You won't just maintain what exists. You'll help drive the next phase of our cloud operations: improving the current GitOps workflow, automating the environment lifecycle, enhancing our CI/CD pipelines, and making our infrastructure more observable, cost-efficient, and resilient.
Our direction is clear:
- Remove any manual provisioning steps from the environment lifecycle
- Consolidate, standardise IaC modules across all clusters and accounts
- Improve observability, reliability, and disaster recovery capabilities
- Reduce cloud spend through right-sizing, tiered capacity, and cost visibility
- Keep our stack simple and up to date
This role is key to scaling our infrastructure operations and supporting Fast Track's continued growth., * Own and evolve Terraform modules, keeping them up to date with the latest provider features and team standards
- Manage EKS cluster upgrades across standalone and shared accounts, including add-on validation and rollout coordination
- Automate environment provisioning and teardown, including resource cleanup for decommissioned brands
- Analyse and improve CI/CD workflows in collaboration with development teams, ensuring rapid and reliable delivery
- Ensure deployment consistency between staging, production, and standalone environments
Performance, Reliability and Cost
- Design and reconfigure Kubernetes deployments for optimal performance, auto-scaling, and cost efficiency
- Ensure load balancers and client-facing integration points are highly performant and highly available
- Work with SRE to develop and improve monitoring, alerting, and proactive indicators using tools like Grafana and HyperDX
- Prepare and automate failover and disaster recovery runbooks
- Contribute to cost optimisation by right-sizing resources and implementing tier-based capacity models
Collaboration and Growth
- A mindset of continuously evaluating and adopting emerging AI trends and capabilities to raise the bar on infrastructure quality, speed, and operational maturity.

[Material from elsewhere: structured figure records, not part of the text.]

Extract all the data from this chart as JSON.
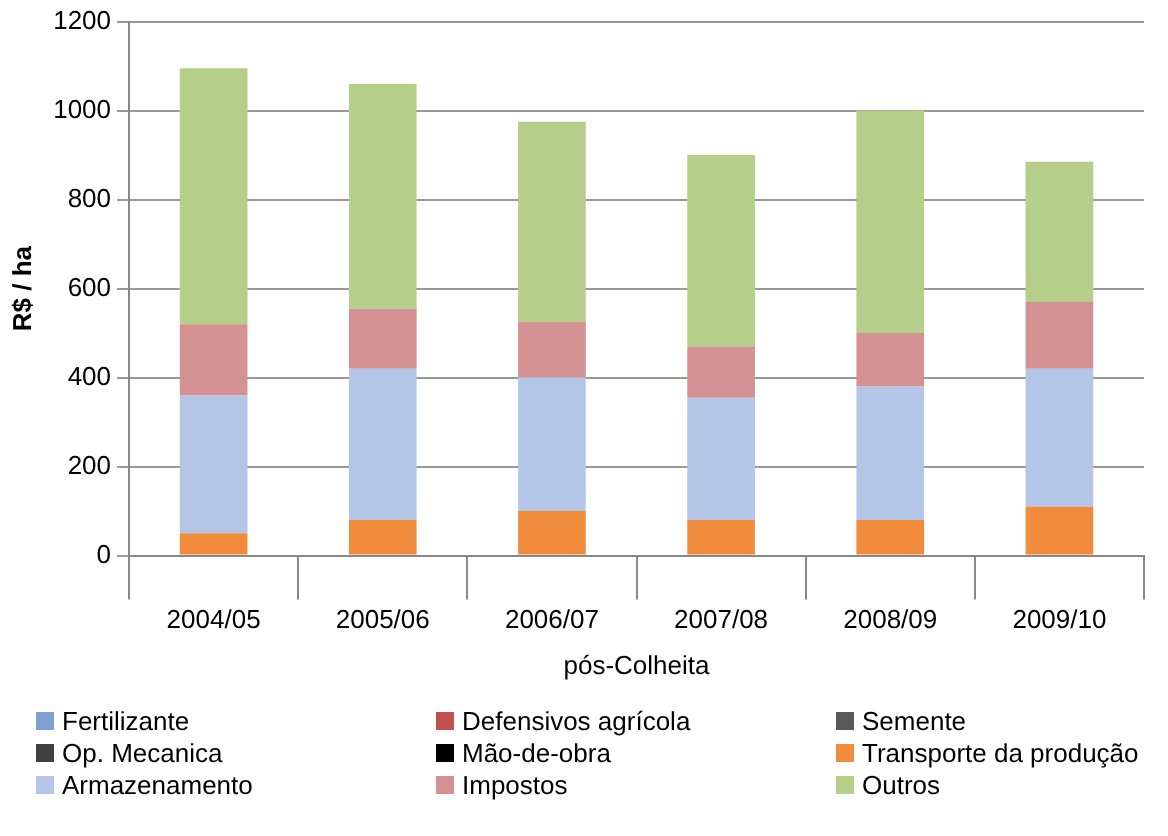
{
  "chart_data": {
    "type": "bar",
    "stacked": true,
    "xlabel": "pós-Colheita",
    "ylabel": "R$ / ha",
    "categories": [
      "2004/05",
      "2005/06",
      "2006/07",
      "2007/08",
      "2008/09",
      "2009/10"
    ],
    "series": [
      {
        "name": "Fertilizante",
        "color": "#7f9fd0",
        "values": [
          0,
          0,
          0,
          0,
          0,
          0
        ]
      },
      {
        "name": "Defensivos agrícola",
        "color": "#c0504d",
        "values": [
          0,
          0,
          0,
          0,
          0,
          0
        ]
      },
      {
        "name": "Semente",
        "color": "#595959",
        "values": [
          0,
          0,
          0,
          0,
          0,
          0
        ]
      },
      {
        "name": "Op. Mecanica",
        "color": "#404040",
        "values": [
          0,
          0,
          0,
          0,
          0,
          0
        ]
      },
      {
        "name": "Mão-de-obra",
        "color": "#000000",
        "values": [
          0,
          0,
          0,
          0,
          0,
          0
        ]
      },
      {
        "name": "Transporte da produção",
        "color": "#f08c3c",
        "values": [
          50,
          80,
          100,
          80,
          80,
          110
        ]
      },
      {
        "name": "Armazenamento",
        "color": "#b4c6e7",
        "values": [
          310,
          340,
          300,
          275,
          300,
          310
        ]
      },
      {
        "name": "Impostos",
        "color": "#d39291",
        "values": [
          160,
          135,
          125,
          115,
          120,
          150
        ]
      },
      {
        "name": "Outros",
        "color": "#b5cf8a",
        "values": [
          575,
          505,
          450,
          430,
          500,
          315
        ]
      }
    ],
    "ylim": [
      0,
      1200
    ],
    "yticks": [
      0,
      200,
      400,
      600,
      800,
      1000,
      1200
    ],
    "grid": "y",
    "legend": "bottom"
  }
}
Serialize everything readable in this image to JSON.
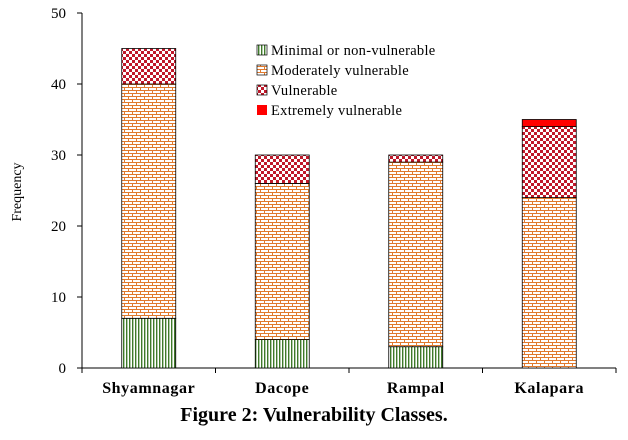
{
  "chart_data": {
    "type": "bar",
    "stacked": true,
    "categories": [
      "Shyamnagar",
      "Dacope",
      "Rampal",
      "Kalapara"
    ],
    "series": [
      {
        "name": "Minimal or non-vulnerable",
        "values": [
          7,
          4,
          3,
          0
        ],
        "pattern": "vertical-lines",
        "color": "#3f7a2a"
      },
      {
        "name": "Moderately vulnerable",
        "values": [
          33,
          22,
          26,
          24
        ],
        "pattern": "brick",
        "color": "#e07a2e"
      },
      {
        "name": "Vulnerable",
        "values": [
          5,
          4,
          1,
          10
        ],
        "pattern": "checker",
        "color": "#c0182a"
      },
      {
        "name": "Extremely vulnerable",
        "values": [
          0,
          0,
          0,
          1
        ],
        "pattern": "solid",
        "color": "#ff0000"
      }
    ],
    "ylabel": "Frequency",
    "xlabel": "",
    "ylim": [
      0,
      50
    ],
    "yticks": [
      "0",
      "10",
      "20",
      "30",
      "40",
      "50"
    ],
    "grid": false,
    "legend_position": "top-center"
  },
  "caption": "Figure 2: Vulnerability Classes."
}
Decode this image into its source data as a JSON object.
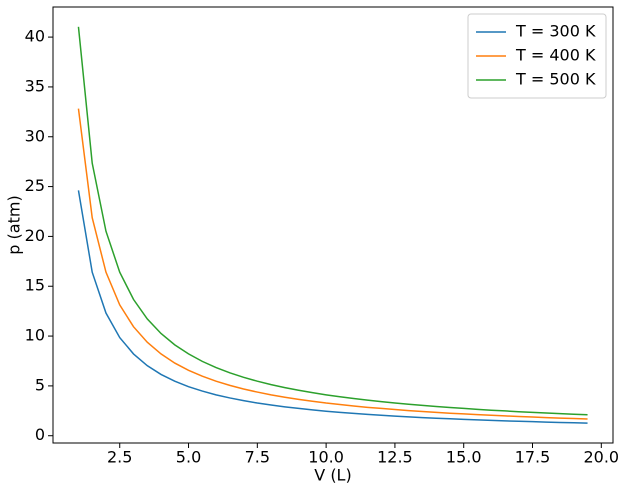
{
  "chart_data": {
    "type": "line",
    "xlabel": "V (L)",
    "ylabel": "p (atm)",
    "x": [
      1.0,
      1.5,
      2.0,
      2.5,
      3.0,
      3.5,
      4.0,
      4.5,
      5.0,
      5.5,
      6.0,
      6.5,
      7.0,
      7.5,
      8.0,
      8.5,
      9.0,
      9.5,
      10.0,
      10.5,
      11.0,
      11.5,
      12.0,
      12.5,
      13.0,
      13.5,
      14.0,
      14.5,
      15.0,
      15.5,
      16.0,
      16.5,
      17.0,
      17.5,
      18.0,
      18.5,
      19.0,
      19.5
    ],
    "series": [
      {
        "name": "T = 300 K",
        "color": "#1f77b4",
        "values": [
          24.62,
          16.41,
          12.31,
          9.85,
          8.21,
          7.03,
          6.15,
          5.47,
          4.92,
          4.48,
          4.1,
          3.79,
          3.52,
          3.28,
          3.08,
          2.9,
          2.74,
          2.59,
          2.46,
          2.34,
          2.24,
          2.14,
          2.05,
          1.97,
          1.89,
          1.82,
          1.76,
          1.7,
          1.64,
          1.59,
          1.54,
          1.49,
          1.45,
          1.41,
          1.37,
          1.33,
          1.3,
          1.26
        ]
      },
      {
        "name": "T = 400 K",
        "color": "#ff7f0e",
        "values": [
          32.82,
          21.88,
          16.41,
          13.13,
          10.94,
          9.38,
          8.21,
          7.29,
          6.56,
          5.97,
          5.47,
          5.05,
          4.69,
          4.38,
          4.1,
          3.86,
          3.65,
          3.46,
          3.28,
          3.13,
          2.98,
          2.85,
          2.74,
          2.63,
          2.52,
          2.43,
          2.34,
          2.26,
          2.19,
          2.12,
          2.05,
          1.99,
          1.93,
          1.88,
          1.82,
          1.77,
          1.73,
          1.68
        ]
      },
      {
        "name": "T = 500 K",
        "color": "#2ca02c",
        "values": [
          41.03,
          27.35,
          20.52,
          16.41,
          13.68,
          11.72,
          10.26,
          9.12,
          8.21,
          7.46,
          6.84,
          6.31,
          5.86,
          5.47,
          5.13,
          4.83,
          4.56,
          4.32,
          4.1,
          3.91,
          3.73,
          3.57,
          3.42,
          3.28,
          3.16,
          3.04,
          2.93,
          2.83,
          2.74,
          2.65,
          2.56,
          2.49,
          2.41,
          2.34,
          2.28,
          2.22,
          2.16,
          2.1
        ]
      }
    ],
    "xlim": [
      0.075,
      20.425
    ],
    "xticks": [
      2.5,
      {
        "value": 5.0,
        "label": "5.0"
      },
      7.5,
      {
        "value": 10.0,
        "label": "10.0"
      },
      12.5,
      {
        "value": 15.0,
        "label": "15.0"
      },
      17.5,
      {
        "value": 20.0,
        "label": "20.0"
      }
    ],
    "ylim": [
      -0.73,
      43.02
    ],
    "yticks": [
      0,
      5,
      10,
      15,
      20,
      25,
      30,
      35,
      40
    ],
    "grid": false,
    "legend": "upper right"
  }
}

- Collaborate closely with Integrations, SRE, and development teams to simplify and automate operational processes
- Keep documentation for infrastructure and operational processes accurate and up to date
- Mentor junior team members and advocate for DevOps best practices across the organisation
Requirements
Do you have experience in Terraform?, * Proven experience implementing DevOps practices at scale in complex production environments.
- Proven ability to leverage AI-assisted tooling to accelerate engineering workflows, combined with the discipline to validate, test, and critically review AI-generated outputs before they reach production.
- AWS Proficiency: Deep understanding of AWS services, including EKS, EC2, RDS, S3, IAM, VPC, Route53, and CloudWatch. Experience managing multi-account AWS environments.
- Kubernetes Proficiency: Extensive hands-on experience with Kubernetes in production, including cluster upgrades, Helm chart management, HPA/VPA, cluster autoscaler, EKS add-ons, and troubleshooting.
- Infrastructure as Code: Strong command of Terraform with experience writing and maintaining reusable modules across multiple environments.
- CI/CD Expertise: Proficiency in CI/CD practices and pipeline design. Experience with GitHub Actions is highly advantageous.
- Containerisation & Linux: Solid experience with Docker, container best practices, and Linux environments. Proficiency in scripting for automation.
- Monitoring & Observability: Proficiency with monitoring and logging tools such as Grafana, HyperDX, and PagerDuty.
- Ownership & collaboration: A self-driven engineer who takes responsibility for outcomes, advocates for DevOps as a culture shift, and brings energy to a collaborative team environment.
- A passionate learner who actively seeks out the latest industry trends, best practices, and technologies. Willingness to lead internal workshops and training sessions.
- Technical leadership within projects, influencing best practices and driving execution across teams.
- Ability to independently navigate complex challenges and contribute strategically to the company's long-term goals.
- Strong communication skills in English, and can convey complex ideas in simple terms.
Nice to Have
- Cloudflare: Experience with Cloudflare for DNS management, CDN, and edge configuration.
- Familiarity with our application stack: Golang, Aurora MySQL, ClickHouse, Kafka, or RabbitMQ. You don't need to develop in these, but understanding how they behave in production helps with infrastructure decisions.
- API awareness: Comfort working with REST APIs for automation and tooling integration (AWS APIs, PagerDuty, Cloudflare, internal tooling).